/‘A law unto itself’: Limiting fallout of coronavirus will depend on countering public panic

‘A law unto itself’: Limiting fallout of coronavirus will depend on countering public panic

As the first North American case of the Wuhan coronavirus was identified in Washington state Tuesday, infectious disease researchers and veterans of the 2003 Toronto SARS outbreak said the social and economic fallout would depend largely on how well public officials can communicate and counter unnecessary panic.

Chinese officials confirmed Tuesday that the outbreak had taken six lives and could spread between humans, prompting memories of Severe Acute Respiratory Syndrome (SARS) — an outbreak that killed nearly 800 people worldwide in 2002-03.

The Canadian experience with SARS resulted in 44 deaths over four months.

“This is not SARS and right now we are only talking about the potential of a local outbreak,” said Roger Keil, a professor at York University who has studied the economic, social and political impact of infectious diseases. “But people are worried and people are reacting. Obviously you don’t die from panic, but it is a law to itself. It has its own dynamic and it will impact people’s decisions to travel for instance.”

Unlike with SARS, public officials grappling with the coronavirus will have to contend with a population that is far more closely connected through social media networks, Keil added.

“People today create their own private panic on Twitter,” he said. “So the impact of all of this will depend on how well it is communicated and handled in the first instance.”

With the virus spreading just ahead of the Chinese New Year holiday, the S&P 1500 airlines index fell 2.6 per cent. Hotel and casino operators Las Vegas Sands Corp. and Wynn Resorts Ltd., both of which have large operations in China, dropped about four per cent.

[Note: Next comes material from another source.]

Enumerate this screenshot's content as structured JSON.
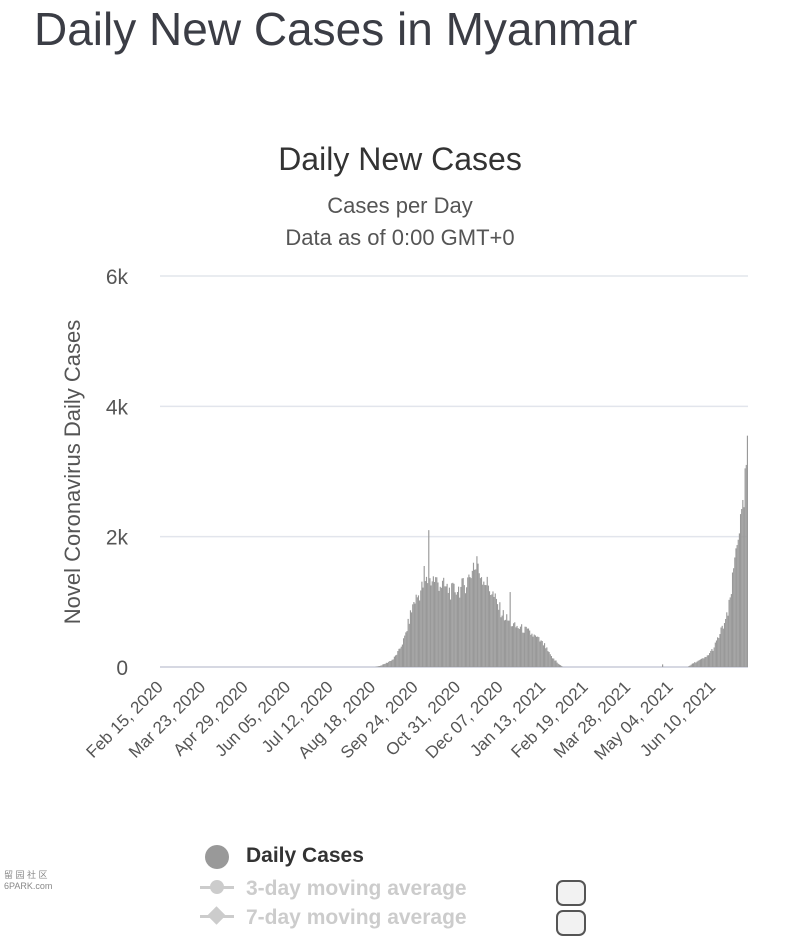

It is too early to see any real impact of the illness on the Canadian economy or individual businesses, said Doug Porter, chief economist for BMO Financial Group.

Moreover, measuring the economic effect of infectious diseases isn’t straightforward. The Bank of Canada estimated that SARS cut growth by 0.6 per cent in the second quarter of 2003, with most of the damage landing on the tourism sector, particularly on Toronto, after the World Health Organization issued a travel advisory against travelling to the city.

“However, many estimates suggested that the economy recovered relatively quickly from the shocks, and that the overall net growth impact for the full year was modest, perhaps on the order of -0.1 per cent for SARS,” said Porter.

Employees are still the ones that drive profit and when they aren’t there profit suffers

Amin Mawani, professor, York University

Restaurants, airlines and travel-related businesses were among the businesses hardest hit as patrons and employees fearing infection stayed home. Indeed, the most significant impact of the illness on the Canadian economy came through employee absenteeism, said Amin Mawani, a professor in the Health Industry Management Program at York University.

“Employees are still the ones that drive profit and when they aren’t there profit suffers,” he said. “That said, coronavirus is nowhere near that scale right now.”

With the experience of SARS behind them, Canadian officials are expected to be better prepared to detect and isolate confirmed cases of the illness. And while social networks may have the ability to construct panic more quickly, “we certainly also have the ability to transmit accurate information much more quickly than we did,” said Kamran Khan, an infectious disease physician at St. Michael’s Hospital in Toronto and founder and CEO of BlueDot, an infectious disease surveillance company.

“We are now often aware of the threat before it shows up in hospitals, so we are more prepared,” said Khan, whose company advises the federal government and private businesses. “There will still be challenges but timely communication of information is so important.”

The newly identified coronavirus — it causes respiratory pneumonia and has been compared to SARS by health officials — originated in the central Chinese city of Wuhan before spreading to Beijing and Shanghai.

South Korea detected its first case over the weekend, following the spread of the virus to Japan and Thailand last week. A 30-year-old traveller in Seattle was confirmed as the first U.S. case Tuesday.

The World Health Organization, which will meet Wednesday to discuss whether this is an outbreak, said last week that it expected cases to be identified in other countries.

There have been no confirmed cases in Canada and health officials have stepped up public awareness and screening at hospitals and airports.